Ommiting details for personal reasons, I know this is anonymous but I just wouldn’t feel comfortable.
So basically I was at a camp for just over a week, there was this one girl who I instantly sort of “clicked” with (trying not to be cringy or cliche but it’s kinda hard), we flirted a bit and got along really well, everything’s good. My then best friend absolutely despises her for some unknown reason along with a few other people, mentions he wants to kill her and uses names such as cunt, bitch, slut frequently that he doesn’t use for anyone else despite being an agreeable person in general.

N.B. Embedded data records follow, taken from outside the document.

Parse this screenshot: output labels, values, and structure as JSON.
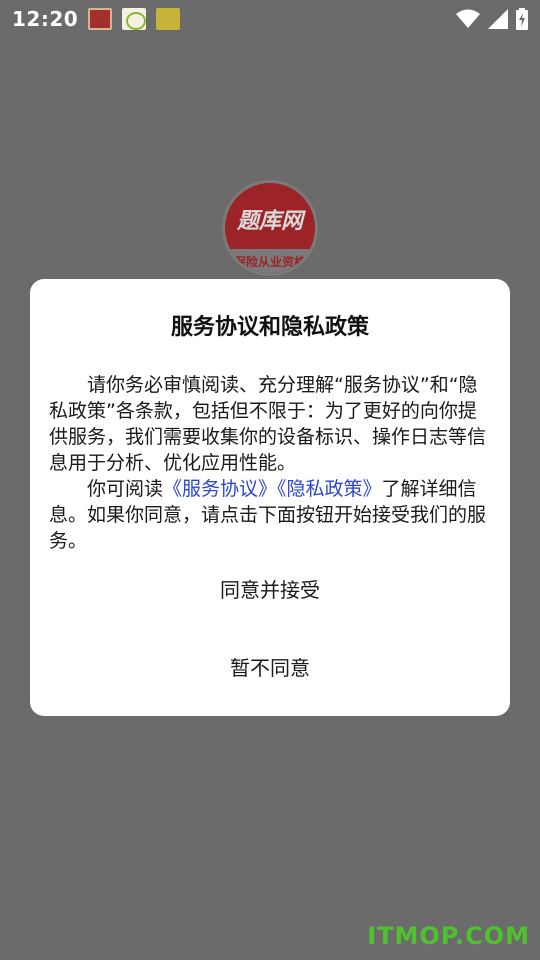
{
  "status_bar": {
    "time": "12:20"
  },
  "logo": {
    "text": "题库网",
    "subtext": "保险从业资格"
  },
  "dialog": {
    "title": "服务协议和隐私政策",
    "paragraph1": "请你务必审慎阅读、充分理解“服务协议”和“隐私政策”各条款，包括但不限于：为了更好的向你提供服务，我们需要收集你的设备标识、操作日志等信息用于分析、优化应用性能。",
    "paragraph2_prefix": "你可阅读",
    "link_service": "《服务协议》",
    "link_privacy": "《隐私政策》",
    "paragraph2_suffix": "了解详细信息。如果你同意，请点击下面按钮开始接受我们的服务。",
    "agree_label": "同意并接受",
    "disagree_label": "暂不同意"
  },
  "watermark": "ITMOP.COM",
  "colors": {
    "overlay": "#6b6b6b",
    "link": "#2b45d4",
    "watermark": "#4fc12e"
  }
}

I do the logical thing and tell her that he’s been doing this, someone sees me talking to her in private, assumes what you might expect, and we’ve both got love hearts and amalgamations of names following us for the next two days, as well as people mocking both of us for a “problem” that I have that most people find incredibly amusing but makes me really socially anxious. I kinda end up retreating into my shell a bit, acting sarcastic, snarky, cynical every time she tries to speak to me in the desperate hope that it’ll blow over and I can just apologise for it later. It doesn’t happen, I later find out she thought I hated her, try my best to apologise, we leave without phone numbers or anything.
I feel absolutely awful. Like I’ll be okay if I’m distracted but every time I hear the song that she sang or hear a bird tweet at a certain pitch or see particular combinations of colours I’ll just want to break down and cry. I’ve lost all motivation to do anything except these desperate fantasies that miraculously I’ll see her around some time and that I’ll somehow have the strength and boldness to speak to her and that somehow she forgives me, we exchange phone numbers, whatever. It’s not going to happen. I’m not going to describe how I feel about her because I doubt I could, I just feel so lonely like I’ve been abruptly cut off from everything and there’s just this gaping disconnect between me and the me people see and everyone else. There’s never going to be anyone else like her and I don’t see how I can get better. Sometimes I just start crying and J don’t know why, nothing triggers it but I just dont know what to do.